What is a time complexity of the following algorithm in Big Theta Notation?

res = 0
for i in range (1,n):
    j = i
    while j % 2 == 0:
        j = j/2
        res = res + j

I understand that upper bound is O(nlogn), however I'm wondering if it's possible to find a stronger constraint? I'm stuck with the analysis.

Solution

Some ideas that may be helpful:

Could create a function (g(n)) that annotates your function (f(n)) to include how many operations occur when running f(n)

def f(n):
    res = 0
    for i in range (1,n):
        j = i
        while j % 2 == 0:
            j = j/2
            res = res + j
    return res

def g(n):
    comparisons = 0
    operations = 0
    assignments = 0

    assignments += 1
    res = 0

    assignments += 1.     # i = 1
    comparisons += 1.     # i < n
    for i in range (1,n):

        assignments += 1
        j = i

        operations += 1
        comparisons += 1
        while j % 2 == 0:

            operations += 1
            assignments += 1
            j = j/2

            operations += 1
            assignments += 1
            res = res + j

            operations += 1
            comparisons += 1

        operations += 1        # i + 1
        assignments += 1       # assign to i
        comparisons += 1       # i < n ?

    return operations + comparisons + assignments

For n = 1, the code runs without hitting any loops: assigning the value of res; assigning i as 1; comparing i to n and skipping the loop as a result.
For n > 1, you get into the for loop, and the for statement is all that is changing the loop varaible, so the complexity of the rest of the code is at least O(n).

Once in the loop:

if i is odd, then you only assign j, perform the mod operation and compare to zero. That will be the case for half the values of i, so each run of the loop from 2 to n will (half the time) add a fixed number of a few operations (including the loop operations). So, that's still O(n), just with a larger constant.
if i is even, then we divide by 2 until it is odd. This is what we need to work out the impact of.

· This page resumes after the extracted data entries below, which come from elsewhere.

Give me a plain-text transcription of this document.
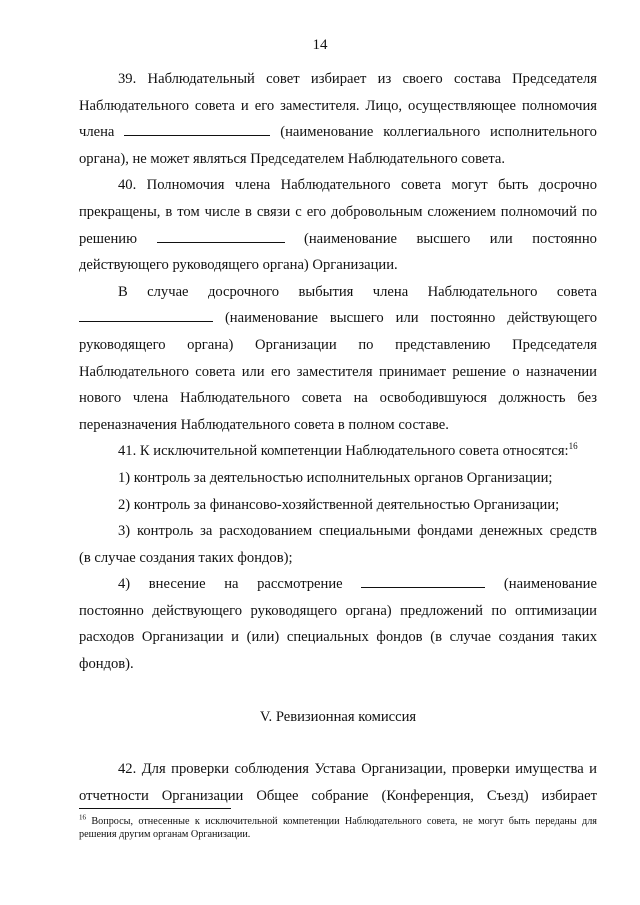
14

39. Наблюдательный совет избирает из своего состава Председателя

Наблюдательного совета и его заместителя. Лицо, осуществляющее полномочия

члена	(наименование коллегиального исполнительного

органа), не может являться Председателем Наблюдательного совета.

40. Полномочия члена Наблюдательного совета могут быть досрочно

прекращены, в том числе в связи с его добровольным сложением полномочий по

решению	(наименование высшего или постоянно

действующего руководящего органа) Организации.

В случае досрочного выбытия члена Наблюдательного совета

(наименование высшего или постоянно действующего

руководящего органа) Организации по представлению Председателя

Наблюдательного совета или его заместителя принимает решение о назначении

нового члена Наблюдательного совета на освободившуюся должность без

переназначения Наблюдательного совета в полном составе.

41. К исключительной компетенции Наблюдательного совета относятся:$^{16}$

1) контроль за деятельностью исполнительных органов Организации;

2) контроль за финансово-хозяйственной деятельностью Организации;

3) контроль за расходованием специальными фондами денежных средств

(в случае создания таких фондов);

4) внесение на рассмотрение	(наименование

постоянно действующего руководящего органа) предложений по оптимизации

расходов Организации и (или) специальных фондов (в случае создания таких

фондов).

V. Ревизионная комиссия

42. Для проверки соблюдения Устава Организации, проверки имущества и

отчетности Организации Общее собрание (Конференция, Съезд) избирает

$^{16}$ Вопросы, отнесенные к исключительной компетенции Наблюдательного совета, не могут быть переданы для решения другим органам Организации.
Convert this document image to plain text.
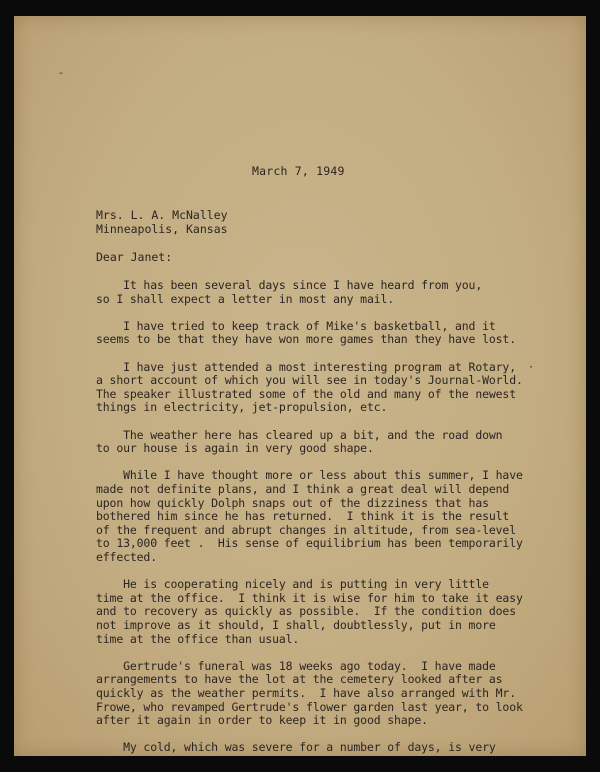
March 7, 1949
Mrs. L. A. McNalley
Minneapolis, Kansas
Dear Janet:
It has been several days since I have heard from you,
so I shall expect a letter in most any mail.
I have tried to keep track of Mike's basketball, and it
seems to be that they have won more games than they have lost.
I have just attended a most interesting program at Rotary,
a short account of which you will see in today's Journal-World.
The speaker illustrated some of the old and many of the newest
things in electricity, jet-propulsion, etc.
The weather here has cleared up a bit, and the road down
to our house is again in very good shape.
While I have thought more or less about this summer, I have
made not definite plans, and I think a great deal will depend
upon how quickly Dolph snaps out of the dizziness that has
bothered him since he has returned.  I think it is the result
of the frequent and abrupt changes in altitude, from sea-level
to 13,000 feet .  His sense of equilibrium has been temporarily
effected.
He is cooperating nicely and is putting in very little
time at the office.  I think it is wise for him to take it easy
and to recovery as quickly as possible.  If the condition does
not improve as it should, I shall, doubtlessly, put in more
time at the office than usual.
Gertrude's funeral was 18 weeks ago today.  I have made
arrangements to have the lot at the cemetery looked after as
quickly as the weather permits.  I have also arranged with Mr.
Frowe, who revamped Gertrude's flower garden last year, to look
after it again in order to keep it in good shape.
My cold, which was severe for a number of days, is very
-
·
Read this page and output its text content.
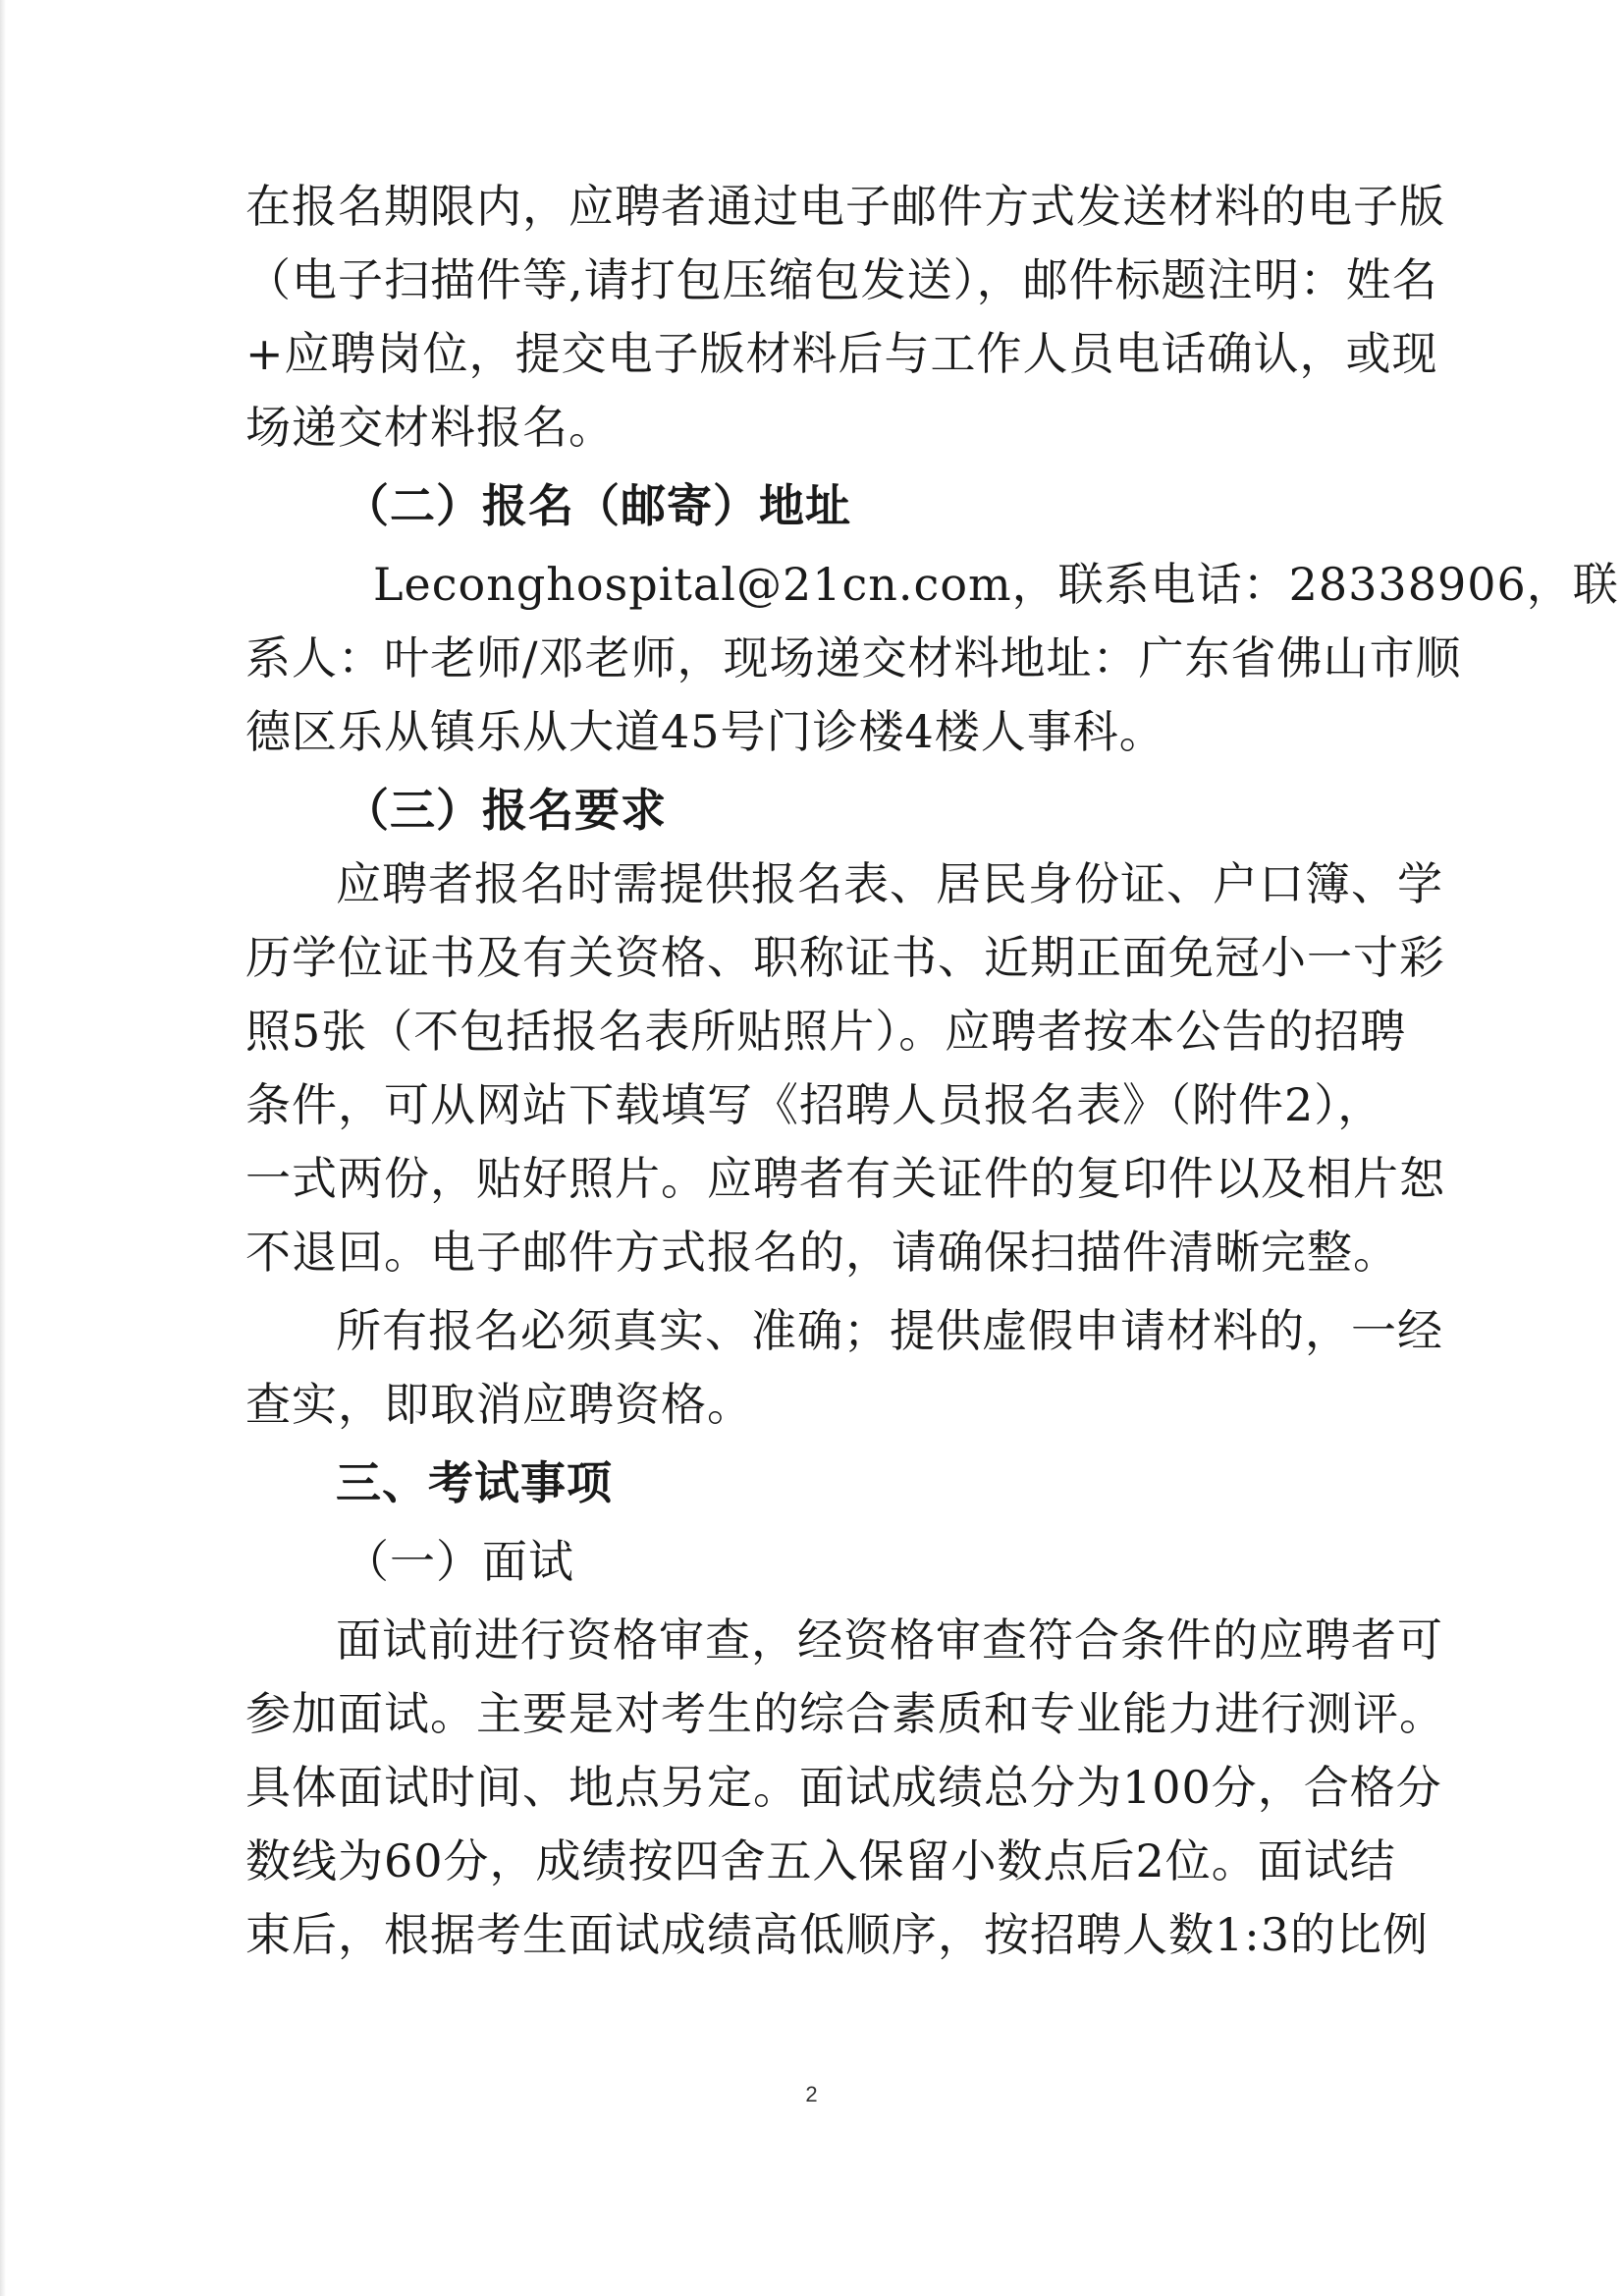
在报名期限内，应聘者通过电子邮件方式发送材料的电子版
（电子扫描件等,请打包压缩包发送），邮件标题注明：姓名
+应聘岗位，提交电子版材料后与工作人员电话确认，或现
场递交材料报名。
（二）报名（邮寄）地址
Leconghospital@21cn.com，联系电话：28338906，联
系人：叶老师/邓老师，现场递交材料地址：广东省佛山市顺
德区乐从镇乐从大道45号门诊楼4楼人事科。
（三）报名要求
应聘者报名时需提供报名表、居民身份证、户口簿、学
历学位证书及有关资格、职称证书、近期正面免冠小一寸彩
照5张（不包括报名表所贴照片）。应聘者按本公告的招聘
条件，可从网站下载填写《招聘人员报名表》（附件2），
一式两份，贴好照片。应聘者有关证件的复印件以及相片恕
不退回。电子邮件方式报名的，请确保扫描件清晰完整。
所有报名必须真实、准确；提供虚假申请材料的，一经
查实，即取消应聘资格。
三、考试事项
（一）面试
面试前进行资格审查，经资格审查符合条件的应聘者可
参加面试。主要是对考生的综合素质和专业能力进行测评。
具体面试时间、地点另定。面试成绩总分为100分，合格分
数线为60分，成绩按四舍五入保留小数点后2位。面试结
束后，根据考生面试成绩高低顺序，按招聘人数1:3的比例
2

Based on my counting of the different operations, I get:

g_initial_setup = 3 (every time)
g_for_any_i = 6 (half the time, it is just this)
g_for_even_i = 6 for each time we divide by two (the other half of the time)

For a random even i between 2 and n, half the time we will only need to divide by two once, half the remaining time by two again, half the remaining time by two again, etc. So we have an infinite series as n goes to infinity of sum(1/2^i) for 1 < i < n, and multiply that by the 6 operations done for each halving of j.

I would expect from this:

g(n) = 3 + (n * 6) + (n * 6) * sum( 1 / pow(2,m) for m between 1 and n )

Given that the infinite series 1/2^n = 1, we simplify that to:

g(n) = 3 + 12n as n approaches infinity.

That implies that the algorithm is O(n). Huh. I did not expect that.

Let's try out the function g(n) from above, counting all the operations that are occurring as f(n) is computed.

g(1)        =         3 operations
g(2)        =         9 
g(3)        =        21 
g(4)        =        27 
g(5)        =        45
g(10)       =       123
g(100)      =      1167
g(1000)     =     11943
g(10000)    =    119943
g(100000)   =   1199931
g(1000000)  =  11999919
g(10000000) = 119999907

Okay, unless I've really made a serious error here, it's O(n).